India makes history by landing spacecraft near Moon’s south pole

With Chandrayaan-3 mission, India becomes fourth country to successfully land on lunar surface

people hold up cameras to record a live telecast of the spacecraft Chandrayaan-3 landing on the moon
Journalists record the live telecast of the Chandrayaan-3 Moon landing at the Indian space agency’s command facility in Bengaluru.AP Photo/Aijaz Rahi

“India is on the Moon!” declared Sreedhara Somanath, chair of the Indian Space Research Organisation (ISRO), today to a packed mission control room. At 6:04 p.m. local time, the Chandrayaan-3 mission softly deposited the Vikram lander on the Moon’s surface, making India the fourth nation to succeed at the task after the United States, the Soviet Union, and China. India also becomes the first nation to land near the lunar south pole, an uncharted territory thought to contain frozen water that could support future human exploration.

Millions of Indians were glued to TV sets and mobile phones to watch the live telecast of the landing. When the news of success arrived, a palpable sense of euphoria and pride engulfed the nation. Scientists at ISRO headquarters hugged each other, smiling and dancing.

The mission is a vindication for ISRO, after its first landing attempt in 2019 with Chandrayaan-2 ended with a crash because of software errors.

The feat also elevates India’s status as a space power in an increasingly crowded field of nations eager to demonstrate their technological prowess.
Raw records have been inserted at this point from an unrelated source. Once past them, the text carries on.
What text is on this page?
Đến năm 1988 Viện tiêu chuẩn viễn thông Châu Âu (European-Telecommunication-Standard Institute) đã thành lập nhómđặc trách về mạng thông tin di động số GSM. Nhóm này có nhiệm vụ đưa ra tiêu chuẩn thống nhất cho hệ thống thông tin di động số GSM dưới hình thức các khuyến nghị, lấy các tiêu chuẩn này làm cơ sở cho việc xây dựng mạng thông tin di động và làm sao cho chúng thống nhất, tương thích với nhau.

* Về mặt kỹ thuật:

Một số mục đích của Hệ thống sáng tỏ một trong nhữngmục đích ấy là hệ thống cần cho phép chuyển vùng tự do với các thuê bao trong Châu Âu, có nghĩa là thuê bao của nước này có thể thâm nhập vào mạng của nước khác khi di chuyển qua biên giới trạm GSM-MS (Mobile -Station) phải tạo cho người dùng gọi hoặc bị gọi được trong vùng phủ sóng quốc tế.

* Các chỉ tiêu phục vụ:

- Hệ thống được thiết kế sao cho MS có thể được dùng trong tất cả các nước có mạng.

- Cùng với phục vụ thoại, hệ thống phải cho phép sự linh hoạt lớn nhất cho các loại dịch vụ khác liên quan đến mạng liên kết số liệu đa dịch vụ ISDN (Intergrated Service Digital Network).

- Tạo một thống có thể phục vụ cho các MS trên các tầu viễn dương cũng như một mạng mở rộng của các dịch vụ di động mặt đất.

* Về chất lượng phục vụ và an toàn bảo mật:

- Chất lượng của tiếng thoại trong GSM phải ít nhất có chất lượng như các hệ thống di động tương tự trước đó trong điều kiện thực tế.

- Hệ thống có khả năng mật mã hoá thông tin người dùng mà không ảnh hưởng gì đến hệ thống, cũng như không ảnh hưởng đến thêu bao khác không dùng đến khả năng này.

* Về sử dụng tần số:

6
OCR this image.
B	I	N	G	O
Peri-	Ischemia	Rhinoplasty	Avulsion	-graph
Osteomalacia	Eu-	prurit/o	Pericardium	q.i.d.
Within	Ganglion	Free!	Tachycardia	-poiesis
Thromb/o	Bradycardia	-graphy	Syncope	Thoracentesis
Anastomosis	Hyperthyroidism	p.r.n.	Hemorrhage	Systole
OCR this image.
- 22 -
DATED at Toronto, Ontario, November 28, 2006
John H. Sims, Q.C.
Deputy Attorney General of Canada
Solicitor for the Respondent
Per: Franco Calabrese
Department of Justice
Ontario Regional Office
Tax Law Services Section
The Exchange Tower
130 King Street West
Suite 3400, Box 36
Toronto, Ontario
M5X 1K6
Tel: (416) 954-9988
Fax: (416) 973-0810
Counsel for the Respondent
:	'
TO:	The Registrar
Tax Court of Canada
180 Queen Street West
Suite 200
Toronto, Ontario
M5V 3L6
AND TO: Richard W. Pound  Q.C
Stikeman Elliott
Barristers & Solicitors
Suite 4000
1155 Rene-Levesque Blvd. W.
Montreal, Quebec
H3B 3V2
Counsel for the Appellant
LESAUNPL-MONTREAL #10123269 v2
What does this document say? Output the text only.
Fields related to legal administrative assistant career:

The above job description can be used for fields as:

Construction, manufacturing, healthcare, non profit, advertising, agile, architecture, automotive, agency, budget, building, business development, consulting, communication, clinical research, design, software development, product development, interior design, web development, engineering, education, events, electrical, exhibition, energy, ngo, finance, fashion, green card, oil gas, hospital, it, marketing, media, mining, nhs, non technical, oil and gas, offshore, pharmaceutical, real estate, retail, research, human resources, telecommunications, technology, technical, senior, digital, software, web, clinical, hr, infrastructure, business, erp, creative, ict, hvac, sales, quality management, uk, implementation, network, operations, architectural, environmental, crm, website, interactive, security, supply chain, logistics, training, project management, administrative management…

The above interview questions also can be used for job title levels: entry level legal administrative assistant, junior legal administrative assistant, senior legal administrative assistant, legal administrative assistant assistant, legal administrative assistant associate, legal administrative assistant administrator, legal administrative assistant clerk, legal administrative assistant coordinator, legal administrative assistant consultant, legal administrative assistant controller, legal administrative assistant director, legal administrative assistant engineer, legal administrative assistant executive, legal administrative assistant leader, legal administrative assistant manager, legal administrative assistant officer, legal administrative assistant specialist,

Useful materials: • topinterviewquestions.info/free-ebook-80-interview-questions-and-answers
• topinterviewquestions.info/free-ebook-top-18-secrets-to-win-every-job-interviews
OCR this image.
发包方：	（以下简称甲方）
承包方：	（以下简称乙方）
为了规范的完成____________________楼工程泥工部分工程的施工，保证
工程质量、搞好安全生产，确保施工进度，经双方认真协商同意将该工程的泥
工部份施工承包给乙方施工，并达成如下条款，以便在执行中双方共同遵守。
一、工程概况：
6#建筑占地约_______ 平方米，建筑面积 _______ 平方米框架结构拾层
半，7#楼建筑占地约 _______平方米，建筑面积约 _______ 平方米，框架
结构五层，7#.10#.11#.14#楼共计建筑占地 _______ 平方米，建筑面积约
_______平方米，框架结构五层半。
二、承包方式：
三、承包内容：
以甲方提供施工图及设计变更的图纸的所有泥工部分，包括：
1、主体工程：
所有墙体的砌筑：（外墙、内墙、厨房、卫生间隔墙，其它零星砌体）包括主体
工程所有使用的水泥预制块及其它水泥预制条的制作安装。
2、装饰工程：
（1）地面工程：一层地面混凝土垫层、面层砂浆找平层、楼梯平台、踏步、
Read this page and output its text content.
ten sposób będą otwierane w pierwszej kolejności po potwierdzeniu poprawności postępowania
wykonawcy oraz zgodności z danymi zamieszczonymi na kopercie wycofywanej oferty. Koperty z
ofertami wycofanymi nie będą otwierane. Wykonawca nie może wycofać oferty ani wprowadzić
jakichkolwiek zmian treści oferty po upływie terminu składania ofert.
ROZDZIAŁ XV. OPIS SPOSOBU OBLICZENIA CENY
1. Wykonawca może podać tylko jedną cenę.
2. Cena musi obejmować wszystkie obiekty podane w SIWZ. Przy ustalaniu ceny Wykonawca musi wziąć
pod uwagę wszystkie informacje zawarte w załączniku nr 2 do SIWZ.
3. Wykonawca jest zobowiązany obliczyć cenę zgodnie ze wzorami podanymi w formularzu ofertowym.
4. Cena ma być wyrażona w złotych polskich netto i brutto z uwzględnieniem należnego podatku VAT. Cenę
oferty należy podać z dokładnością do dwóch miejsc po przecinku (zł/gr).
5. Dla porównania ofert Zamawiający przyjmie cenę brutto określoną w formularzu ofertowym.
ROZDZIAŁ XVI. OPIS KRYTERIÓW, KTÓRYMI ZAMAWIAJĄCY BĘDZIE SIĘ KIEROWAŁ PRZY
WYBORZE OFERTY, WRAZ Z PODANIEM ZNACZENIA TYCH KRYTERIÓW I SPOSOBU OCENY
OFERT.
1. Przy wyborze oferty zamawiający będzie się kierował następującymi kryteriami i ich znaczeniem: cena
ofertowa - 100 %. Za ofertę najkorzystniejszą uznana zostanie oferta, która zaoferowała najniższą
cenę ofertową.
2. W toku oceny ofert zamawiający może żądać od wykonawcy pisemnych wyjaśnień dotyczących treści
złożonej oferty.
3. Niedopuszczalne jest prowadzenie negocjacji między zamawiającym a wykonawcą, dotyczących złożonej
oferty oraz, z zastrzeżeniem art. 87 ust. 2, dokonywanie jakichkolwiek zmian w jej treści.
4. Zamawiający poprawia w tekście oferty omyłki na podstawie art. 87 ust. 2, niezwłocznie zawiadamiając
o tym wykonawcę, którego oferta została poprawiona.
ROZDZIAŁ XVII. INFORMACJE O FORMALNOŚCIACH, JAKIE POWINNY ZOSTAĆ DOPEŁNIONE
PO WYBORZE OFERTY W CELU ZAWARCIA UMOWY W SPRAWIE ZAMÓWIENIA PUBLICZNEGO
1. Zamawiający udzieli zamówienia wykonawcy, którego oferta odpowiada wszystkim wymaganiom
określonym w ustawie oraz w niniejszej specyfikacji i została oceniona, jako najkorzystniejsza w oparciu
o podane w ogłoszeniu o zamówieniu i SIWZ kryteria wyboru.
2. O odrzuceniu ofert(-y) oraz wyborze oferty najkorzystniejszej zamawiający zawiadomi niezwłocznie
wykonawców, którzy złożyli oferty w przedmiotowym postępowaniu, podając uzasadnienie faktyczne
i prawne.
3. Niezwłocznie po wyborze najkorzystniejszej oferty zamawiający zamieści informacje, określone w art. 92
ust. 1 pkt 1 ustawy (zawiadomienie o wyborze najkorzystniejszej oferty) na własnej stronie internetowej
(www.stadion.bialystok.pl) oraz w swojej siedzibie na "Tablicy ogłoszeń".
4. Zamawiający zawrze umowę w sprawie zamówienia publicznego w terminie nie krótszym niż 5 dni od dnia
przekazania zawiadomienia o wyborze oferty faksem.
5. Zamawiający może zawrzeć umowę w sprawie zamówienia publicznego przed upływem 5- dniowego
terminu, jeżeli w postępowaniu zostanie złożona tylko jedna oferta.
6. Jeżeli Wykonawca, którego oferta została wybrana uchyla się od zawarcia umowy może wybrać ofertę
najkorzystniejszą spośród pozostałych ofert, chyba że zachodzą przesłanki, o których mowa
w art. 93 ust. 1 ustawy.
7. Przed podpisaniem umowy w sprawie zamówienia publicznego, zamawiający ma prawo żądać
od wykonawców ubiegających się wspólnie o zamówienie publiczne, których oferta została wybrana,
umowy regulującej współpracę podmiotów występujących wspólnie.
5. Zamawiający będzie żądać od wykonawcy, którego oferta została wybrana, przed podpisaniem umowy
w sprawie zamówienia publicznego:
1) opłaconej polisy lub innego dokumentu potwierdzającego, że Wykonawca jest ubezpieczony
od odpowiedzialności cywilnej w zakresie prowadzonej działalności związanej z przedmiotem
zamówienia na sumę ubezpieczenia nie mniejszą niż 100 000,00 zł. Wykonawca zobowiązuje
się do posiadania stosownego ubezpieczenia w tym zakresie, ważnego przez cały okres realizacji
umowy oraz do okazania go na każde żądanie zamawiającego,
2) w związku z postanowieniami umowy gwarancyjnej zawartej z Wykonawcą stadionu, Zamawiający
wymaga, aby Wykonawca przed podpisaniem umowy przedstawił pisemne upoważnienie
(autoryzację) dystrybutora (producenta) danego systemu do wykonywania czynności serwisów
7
Earlier this month, Russia launched its Luna 25 mission, and it was supposed to reach the lunar south pole region a few days before Chandrayaan-3. But on 19 August, Russia’s space agency, Roscosmos, said attempts to establish contact with Luna 25 had failed and it had concluded that the spacecraft had collided with the lunar surface.

India’s Moon program began with the 2008 Chandrayaan-1 mission. It carried a NASA instrument that identified signatures of water ice on the surface of the Moon—faint whiffs at midlatitudes that increased at higher, polar latitudes. Researchers believe interactions between the solar wind and surface rocks can create water molecules that hop to the poles, where they can accumulate and persist in permanently shadowed craters.

Hours after touchdown, the Vikram lander began to release a six-wheeled rover called Pragyan. Solar powered, the 26-kilogram, suitcase-size rover will have at least 2 weeks to explore the Moon’s surface. The lander and rover carry instruments that will study the composition of the lunar soil and probe for water and ice, while listening for small seismic tremors.

“For India this is a scientific and technology demonstration mission,” says Ajey Lele, a consultant with the Manohar Parrikar Institute for Defence Studies and Analyses. “Chandrayaan-1 was able to find water on the Moon, and now India is making an attempt to know more about it.”

Chandrayaan-3 kicks off a flurry of missions aiming to land on the Moon. Later this week, Japan plans on launching a Moon lander, and later this year NASA will launch the first mission in its Commercial Lunar Payload Services program. In 2024, China plans to build on its successful Chang’e program with a mission to collect and return rock samples from the lunar far side.